According to Stephan, researchers decided to use ProteinScape to store data for the HBPP because it is the only software that allows for the storage of 2-D gel, 1-D gel, 1-D liquid chromatography, and 2-D LC data. In addition, the software integrates well with each of the four different search engines, and it is easy to use and readily available as HTML/web-based software.
Aside from being different from HPPP in terms of data collection, the HBPP also differs from HPPP in terms of its protein-finding goals: while HPPP aimed to catalog all proteins in plasma, HBPP aims to find proteins that differ in abundance between different developmental stages of mice, and between diseased and healthy humans.
Two bioinformatics specialists Steve Stein of the National Institute for Standardization testing, and Eugene Kapp of the Ludwig Institute for Cancer Research in Parkville, Australia will be comparing data from the HBPP with data from the HPPP to see what comparisons can be made in terms of biomarkers and proteins expressed.
After analysis of the pilot phase is completed, HBPP members plan to move on to the main phase of the project, which will focus on comparing wild type mice with mouse models of neurodegenerative diseases to look for biomarkers of neurodegenerative diseases.
It is unclear when the main phase of HBPP will start, Stephan said.
In addition to analyzing brain tissue, the HBPP also includes a subproject called the Clinical Neuroprototeomics of Human Body Fluids.
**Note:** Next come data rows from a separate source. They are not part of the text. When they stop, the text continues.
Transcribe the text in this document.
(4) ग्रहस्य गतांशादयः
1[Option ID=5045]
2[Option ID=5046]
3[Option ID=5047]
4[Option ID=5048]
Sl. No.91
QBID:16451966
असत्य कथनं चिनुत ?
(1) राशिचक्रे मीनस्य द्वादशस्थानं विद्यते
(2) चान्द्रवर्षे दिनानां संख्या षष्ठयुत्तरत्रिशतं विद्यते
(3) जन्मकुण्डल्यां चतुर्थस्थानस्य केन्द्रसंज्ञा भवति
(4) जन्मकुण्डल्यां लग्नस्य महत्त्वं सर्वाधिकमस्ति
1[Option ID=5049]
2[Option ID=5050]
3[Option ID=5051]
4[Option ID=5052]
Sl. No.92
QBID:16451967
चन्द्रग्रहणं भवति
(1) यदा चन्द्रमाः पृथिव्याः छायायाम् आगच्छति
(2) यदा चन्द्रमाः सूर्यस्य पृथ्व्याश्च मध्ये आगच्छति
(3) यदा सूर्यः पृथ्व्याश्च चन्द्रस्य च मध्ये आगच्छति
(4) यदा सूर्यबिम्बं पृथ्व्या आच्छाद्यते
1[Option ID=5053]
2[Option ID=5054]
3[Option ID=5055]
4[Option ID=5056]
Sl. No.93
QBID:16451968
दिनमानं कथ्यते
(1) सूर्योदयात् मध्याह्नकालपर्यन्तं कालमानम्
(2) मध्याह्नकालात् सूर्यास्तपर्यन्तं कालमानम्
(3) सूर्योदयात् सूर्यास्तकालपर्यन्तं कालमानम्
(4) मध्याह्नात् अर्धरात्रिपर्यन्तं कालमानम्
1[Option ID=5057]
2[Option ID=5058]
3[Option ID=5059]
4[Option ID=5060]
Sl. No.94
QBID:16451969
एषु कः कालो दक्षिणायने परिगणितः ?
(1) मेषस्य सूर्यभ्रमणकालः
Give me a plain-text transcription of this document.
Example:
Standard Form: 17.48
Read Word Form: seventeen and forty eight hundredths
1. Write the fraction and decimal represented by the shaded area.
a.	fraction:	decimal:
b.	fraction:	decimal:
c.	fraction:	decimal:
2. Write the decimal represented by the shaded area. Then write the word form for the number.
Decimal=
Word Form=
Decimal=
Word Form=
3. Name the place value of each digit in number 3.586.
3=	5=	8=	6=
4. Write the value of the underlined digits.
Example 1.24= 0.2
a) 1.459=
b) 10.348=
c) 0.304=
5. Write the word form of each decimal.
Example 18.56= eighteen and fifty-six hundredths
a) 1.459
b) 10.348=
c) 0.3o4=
Following a kick-off meeting held last December at the Castle Rauischholzhausen in Germany, coordinators of the subproject plan to start sending out cortical spinal fluid samples to participating laboratories early next year.
"The subproject will focus directly on humans," said Stephan. "We want to analyze human bodily fluids to see if there are some special markers that can give hints for the onset of neurodegenerative diseases."
Following the HUPO congress in Munich, HBPP members plan to hold a data analysis jamboree in mid-October at the EBI in Hinxton.
"We're going to try to invite some specialists for analyzing this data," said Stephan.
In addition to analyzing differences in protein expression between developmental stages and disease versus normal states, researchers will also analyze where proteins were located within cells.
Another secondary focus of the analysis will be to see what differences there are that correlate to the use of different search engines and different technologies.
"It's not easy to say at this stage what differences there will be in terms of what is found by the different search engines, or between 2D-gels versus 2-D liquid chromatography. That's a secondary goal," said Stephan. "Our first goal is to look for differing protein amounts between the different time stages of the mice, and the different human samples."